Этот крик настолько потряс присутствующих, что они даже не подумали помешать нищему, который подбежал к человеку в меховой накидке. Бросившись перед ним на колени, он ухватился за край его плаща и стал молить о милостыне. Правда, чуть позже к нищему протянулись несколько рук, но их остановил повелительный голос, в котором слышалось нескрываемое польщённое самолюбие:

— Оставьте его!

Вслед за этими словами раздался звон монет. Серебряные монеты, одна за другой, падали на землю и отскакивали в стороны. «Нищий» буквально ползал по земле, торопливо и жадно собирая монеты, чем вызвал на лице господина презрительную усмешку. На нищего перестали обращать внимания, как только послышался тот же властный голос:

— Король труслив. После смерти младшего брата он пребывает в уверенности, что все беды обрушившиеся на род Валуа, не что иное, как кара Господня в ответ за преследование гугенотов.

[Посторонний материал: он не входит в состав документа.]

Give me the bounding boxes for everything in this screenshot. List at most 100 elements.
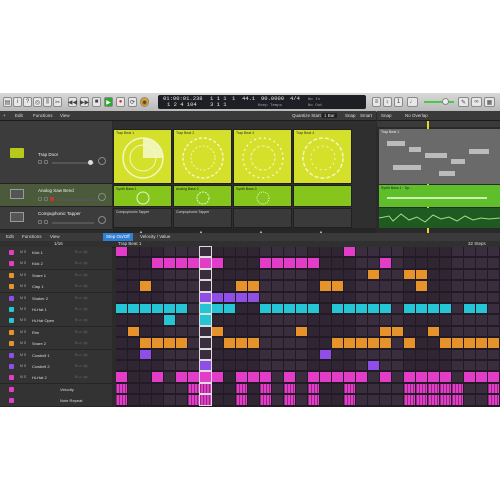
step-off[interactable] (164, 292, 175, 302)
step-on[interactable] (428, 304, 439, 314)
step-off[interactable] (188, 292, 199, 302)
step-off[interactable] (380, 395, 391, 405)
step-off[interactable] (224, 349, 235, 359)
step-off[interactable] (416, 258, 427, 268)
step-off[interactable] (416, 326, 427, 337)
step-off[interactable] (476, 247, 487, 257)
step-off[interactable] (344, 361, 355, 371)
step-on[interactable] (260, 383, 271, 394)
step-on[interactable] (464, 338, 475, 348)
step-off[interactable] (296, 269, 307, 280)
step-off[interactable] (428, 338, 439, 348)
step-on[interactable] (188, 383, 199, 394)
step-functions-menu[interactable]: Functions (22, 234, 42, 239)
step-off[interactable] (284, 338, 295, 348)
step-off[interactable] (248, 395, 259, 405)
mute-solo-buttons[interactable]: M S (20, 250, 26, 254)
smart-controls-button[interactable]: ◎ (33, 97, 42, 107)
step-off[interactable] (308, 292, 319, 302)
ruler[interactable] (377, 121, 500, 127)
step-off[interactable] (308, 269, 319, 280)
step-on[interactable] (116, 395, 127, 405)
step-off[interactable] (416, 292, 427, 302)
step-off[interactable] (128, 361, 139, 371)
step-off[interactable] (128, 247, 139, 257)
step-off[interactable] (199, 325, 212, 338)
step-off[interactable] (440, 361, 451, 371)
step-off[interactable] (344, 269, 355, 280)
step-on[interactable] (368, 361, 379, 371)
step-off[interactable] (320, 304, 331, 314)
step-off[interactable] (440, 281, 451, 291)
step-off[interactable] (332, 361, 343, 371)
step-off[interactable] (488, 304, 499, 314)
row-controls[interactable]: ↻ ♫ ◁▷ (75, 250, 88, 254)
step-off[interactable] (428, 315, 439, 325)
notepad-button[interactable]: ✎ (458, 97, 469, 107)
cell-trap-beat-4[interactable]: Trap Beat 4 (293, 129, 352, 184)
cell-trap-beat-1[interactable]: Trap Beat 1 (113, 129, 172, 184)
step-off[interactable] (356, 292, 367, 302)
step-off[interactable] (212, 338, 223, 348)
step-off[interactable] (476, 361, 487, 371)
row-controls[interactable]: ↻ ♫ ◁▷ (75, 273, 88, 277)
step-on[interactable] (176, 304, 187, 314)
step-off[interactable] (224, 247, 235, 257)
step-off[interactable] (188, 361, 199, 371)
snap-select[interactable]: Smart (360, 113, 372, 118)
step-off[interactable] (488, 269, 499, 280)
step-off[interactable] (116, 326, 127, 337)
step-off[interactable] (440, 326, 451, 337)
step-off[interactable] (428, 281, 439, 291)
step-on[interactable] (224, 292, 235, 302)
metronome-button[interactable]: ◉ (140, 97, 149, 107)
step-off[interactable] (212, 281, 223, 291)
step-off[interactable] (428, 361, 439, 371)
step-off[interactable] (152, 292, 163, 302)
step-off[interactable] (248, 349, 259, 359)
step-off[interactable] (404, 281, 415, 291)
step-off[interactable] (199, 348, 212, 361)
step-off[interactable] (188, 281, 199, 291)
step-on[interactable] (356, 304, 367, 314)
record-enable-button[interactable] (50, 197, 54, 201)
step-on[interactable] (199, 291, 212, 304)
step-grid[interactable] (116, 245, 500, 407)
step-on[interactable] (152, 372, 163, 382)
row-controls[interactable]: ↻ ♫ ◁▷ (75, 341, 88, 345)
step-off[interactable] (140, 372, 151, 382)
row-controls[interactable]: ↻ ♫ ◁▷ (75, 330, 88, 334)
step-off[interactable] (320, 247, 331, 257)
step-off[interactable] (464, 281, 475, 291)
step-off[interactable] (224, 315, 235, 325)
step-off[interactable] (188, 247, 199, 257)
step-off[interactable] (380, 315, 391, 325)
step-off[interactable] (308, 361, 319, 371)
step-off[interactable] (488, 361, 499, 371)
step-off[interactable] (188, 349, 199, 359)
record-button[interactable]: ● (116, 97, 125, 107)
step-off[interactable] (272, 395, 283, 405)
mute-solo-buttons[interactable]: M S (20, 353, 26, 357)
mute-solo-buttons[interactable]: M S (20, 296, 26, 300)
master-volume-knob[interactable] (442, 98, 449, 105)
step-row-header[interactable]: M S ↻ ♫ ◁▷ Hi-Hat 1 (0, 304, 112, 316)
step-off[interactable] (392, 247, 403, 257)
step-off[interactable] (152, 349, 163, 359)
tracks-snap[interactable]: Snap (381, 113, 392, 118)
step-off[interactable] (332, 292, 343, 302)
step-on[interactable] (488, 338, 499, 348)
step-on[interactable] (199, 382, 212, 395)
step-on[interactable] (284, 395, 295, 405)
cell-trap-beat-3[interactable]: Trap Beat 3 (233, 129, 292, 184)
step-off[interactable] (428, 349, 439, 359)
step-off[interactable] (152, 383, 163, 394)
cell-analog-bass-2[interactable]: Analog Bass 2 (173, 185, 232, 207)
step-on[interactable] (236, 338, 247, 348)
step-on[interactable] (284, 383, 295, 394)
step-view-menu[interactable]: View (50, 234, 60, 239)
step-off[interactable] (236, 269, 247, 280)
step-off[interactable] (320, 258, 331, 268)
step-on[interactable] (428, 383, 439, 394)
step-off[interactable] (236, 326, 247, 337)
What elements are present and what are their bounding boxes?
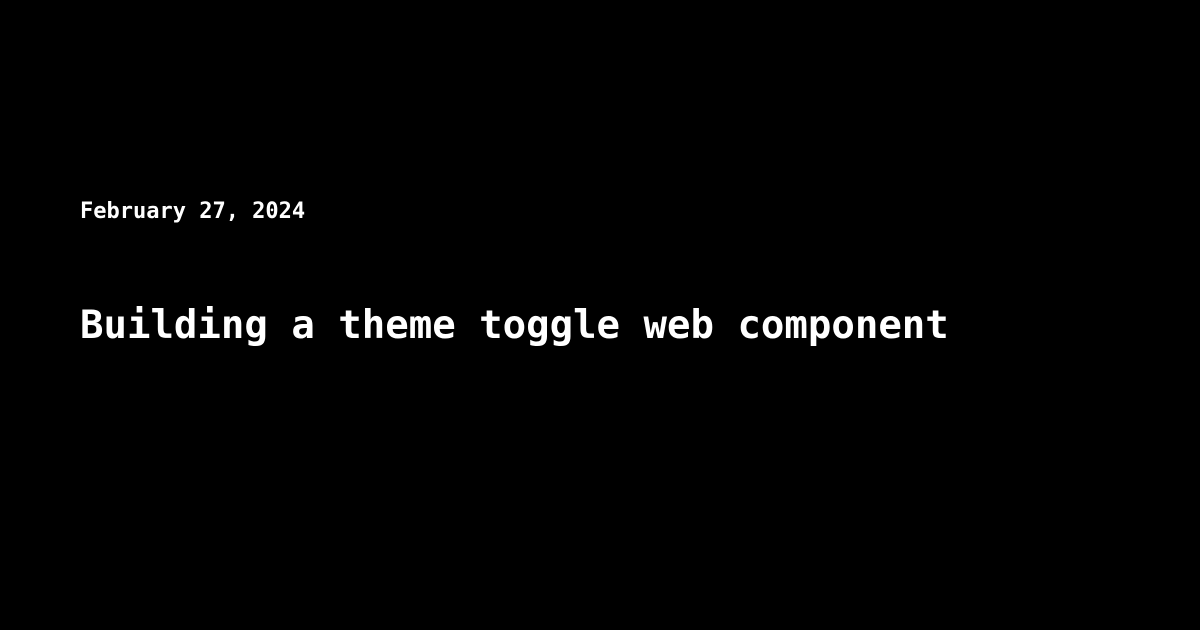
post-date: February 27, 2024	[80, 199, 306, 224]
post-title: Building a theme toggle web component	[80, 303, 949, 348]
social-card: February 27, 2024 Building a theme toggl…	[0, 0, 1200, 630]
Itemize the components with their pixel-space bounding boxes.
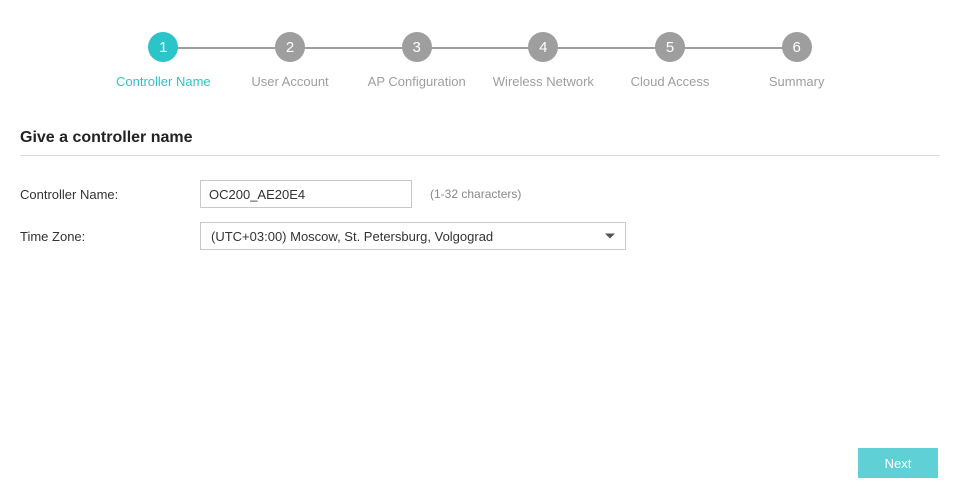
step-number: 1	[148, 32, 178, 62]
next-button[interactable]: Next	[858, 448, 938, 478]
controller-name-row: Controller Name: (1-32 characters)	[20, 180, 940, 208]
section-title: Give a controller name	[20, 129, 940, 156]
chevron-down-icon	[605, 234, 615, 239]
step-number: 2	[275, 32, 305, 62]
step-label: Wireless Network	[493, 74, 594, 89]
step-connector	[543, 47, 670, 49]
step-connector	[163, 47, 290, 49]
controller-name-label: Controller Name:	[20, 187, 200, 202]
step-connector	[417, 47, 544, 49]
step-label: Cloud Access	[631, 74, 710, 89]
wizard-stepper: 1 Controller Name 2 User Account 3 AP Co…	[0, 0, 960, 89]
step-connector	[670, 47, 797, 49]
step-label: AP Configuration	[368, 74, 466, 89]
step-number: 6	[782, 32, 812, 62]
step-user-account[interactable]: 2 User Account	[227, 32, 354, 89]
step-label: Controller Name	[116, 74, 211, 89]
wizard-footer: Next	[858, 448, 938, 478]
step-wireless-network[interactable]: 4 Wireless Network	[480, 32, 607, 89]
step-number: 3	[402, 32, 432, 62]
step-number: 5	[655, 32, 685, 62]
controller-name-hint: (1-32 characters)	[430, 187, 521, 201]
step-summary[interactable]: 6 Summary	[733, 32, 860, 89]
step-ap-configuration[interactable]: 3 AP Configuration	[353, 32, 480, 89]
step-controller-name[interactable]: 1 Controller Name	[100, 32, 227, 89]
time-zone-row: Time Zone: (UTC+03:00) Moscow, St. Peter…	[20, 222, 940, 250]
step-label: User Account	[251, 74, 328, 89]
time-zone-label: Time Zone:	[20, 229, 200, 244]
controller-form: Controller Name: (1-32 characters) Time …	[20, 180, 940, 250]
time-zone-select[interactable]: (UTC+03:00) Moscow, St. Petersburg, Volg…	[200, 222, 626, 250]
step-connector	[290, 47, 417, 49]
step-cloud-access[interactable]: 5 Cloud Access	[607, 32, 734, 89]
controller-name-input[interactable]	[200, 180, 412, 208]
time-zone-selected: (UTC+03:00) Moscow, St. Petersburg, Volg…	[211, 229, 493, 244]
step-label: Summary	[769, 74, 825, 89]
form-section: Give a controller name Controller Name: …	[0, 129, 960, 250]
step-number: 4	[528, 32, 558, 62]
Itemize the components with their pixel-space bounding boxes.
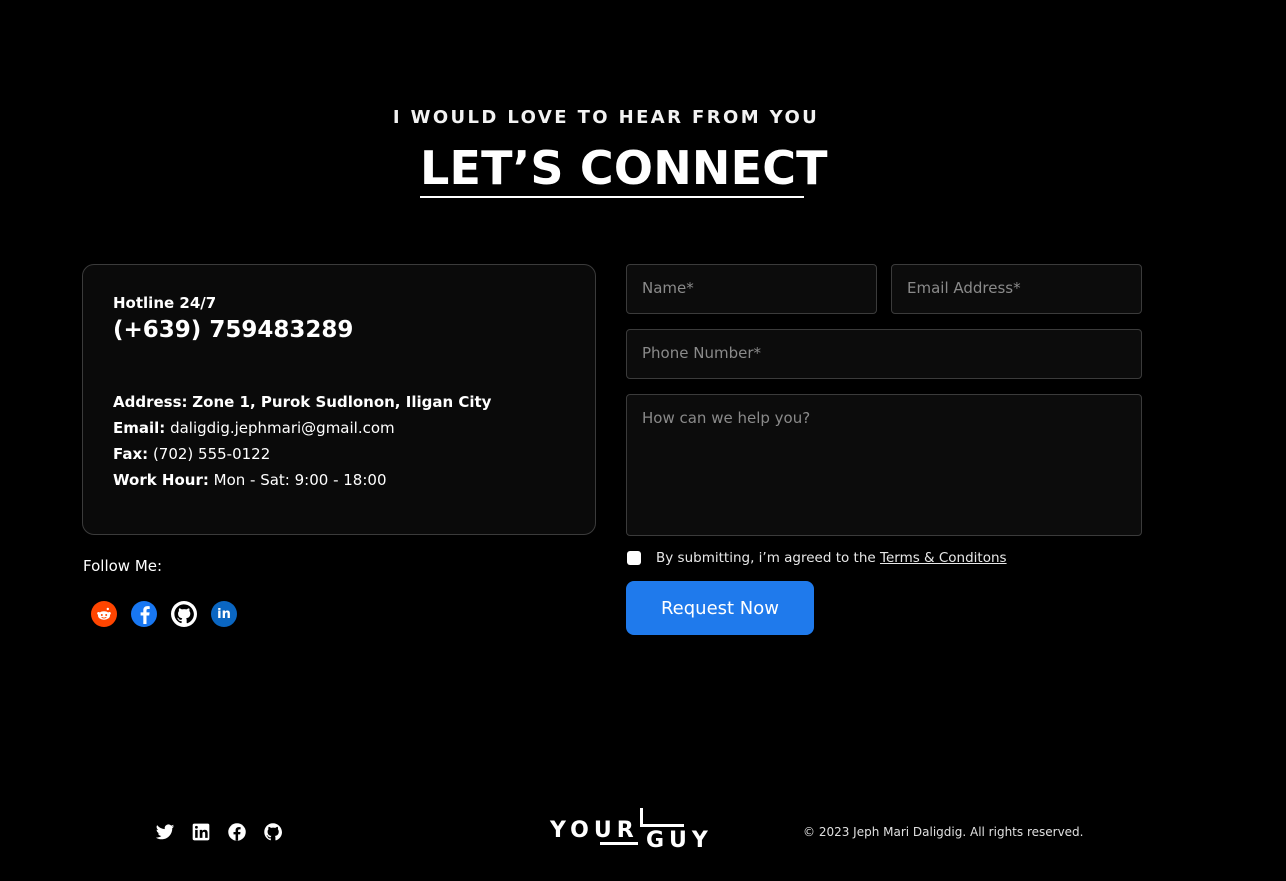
email-field[interactable]: Email Address*	[891, 264, 1142, 314]
linkedin-icon[interactable]: in	[211, 601, 237, 627]
terms-link[interactable]: Terms & Conditons	[880, 550, 1007, 566]
footer-social-links	[155, 822, 283, 842]
social-links: in	[91, 601, 237, 627]
request-now-label: Request Now	[660, 597, 780, 619]
agree-text: By submitting, i’m agreed to the	[656, 550, 876, 566]
copyright-text: © 2023 Jeph Mari Daligdig. All rights re…	[803, 825, 1084, 839]
work-hours-value: Mon - Sat: 9:00 - 18:00	[213, 471, 387, 489]
work-hours-label: Work Hour:	[113, 471, 209, 489]
phone-placeholder: Phone Number*	[642, 344, 761, 362]
twitter-icon[interactable]	[155, 822, 175, 842]
phone-field[interactable]: Phone Number*	[626, 329, 1142, 379]
email-label: Email:	[113, 419, 166, 437]
github-icon[interactable]	[263, 822, 283, 842]
contact-info-card: Hotline 24/7 (+639) 759483289 Address: Z…	[82, 264, 596, 535]
fax-label: Fax:	[113, 445, 149, 463]
follow-label: Follow Me:	[83, 557, 163, 575]
site-logo[interactable]: YOUR GUY	[548, 806, 714, 853]
info-lines: Address: Zone 1, Purok Sudlonon, Iligan …	[113, 389, 491, 493]
address-value: Zone 1, Purok Sudlonon, Iligan City	[192, 393, 492, 411]
eyebrow-heading: I WOULD LOVE TO HEAR FROM YOU	[392, 107, 820, 128]
name-placeholder: Name*	[642, 279, 694, 297]
email-placeholder: Email Address*	[907, 279, 1021, 297]
logo-text-bottom: GUY	[646, 828, 713, 852]
email-line: Email: daligdig.jephmari@gmail.com	[113, 415, 491, 441]
facebook-icon[interactable]	[227, 822, 247, 842]
reddit-icon[interactable]	[91, 601, 117, 627]
facebook-icon[interactable]	[131, 601, 157, 627]
address-label: Address:	[113, 393, 188, 411]
fax-line: Fax: (702) 555-0122	[113, 441, 491, 467]
page-title: LET’S CONNECT	[420, 140, 828, 198]
email-value: daligdig.jephmari@gmail.com	[170, 419, 395, 437]
name-field[interactable]: Name*	[626, 264, 877, 314]
hotline-number: (+639) 759483289	[113, 317, 354, 343]
message-field[interactable]: How can we help you?	[626, 394, 1142, 536]
hotline-label: Hotline 24/7	[113, 294, 217, 312]
linkedin-icon[interactable]	[191, 822, 211, 842]
terms-checkbox[interactable]	[627, 551, 641, 565]
fax-value: (702) 555-0122	[152, 445, 271, 463]
terms-agreement: By submitting, i’m agreed to the Terms &…	[656, 550, 1007, 566]
logo-text-top: YOUR	[549, 818, 639, 843]
request-now-button[interactable]: Request Now	[626, 581, 814, 635]
address-line: Address: Zone 1, Purok Sudlonon, Iligan …	[113, 389, 491, 415]
message-placeholder: How can we help you?	[642, 409, 811, 427]
github-icon[interactable]	[171, 601, 197, 627]
work-hours-line: Work Hour: Mon - Sat: 9:00 - 18:00	[113, 467, 491, 493]
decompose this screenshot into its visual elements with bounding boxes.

Десять лет назад он заключил с ними позорный мир и передал им в распоряжение восемь крепостей. И хотя нам удалось аннулировать этот договор, позиции гугенотов за эти годы стали много сильнее. Его немилость по отношению к королю Наварры есть не что иное, как притворство. Он ненавидит католическую лигу, и вернёт ему своё расположение при первом же удобном случае. Мы не должны этого допустить.

— Я здесь именно по этой причине. Мы готовы действовать. Все наши договорённости остаются в силе. Однако, мне нужны письменные свидетельства, заверенные вашей личной подписью и печатью, — раздался голос одного из монахов. И звучал он не менее уверенно.

— Они у вас будут сегодня вечером!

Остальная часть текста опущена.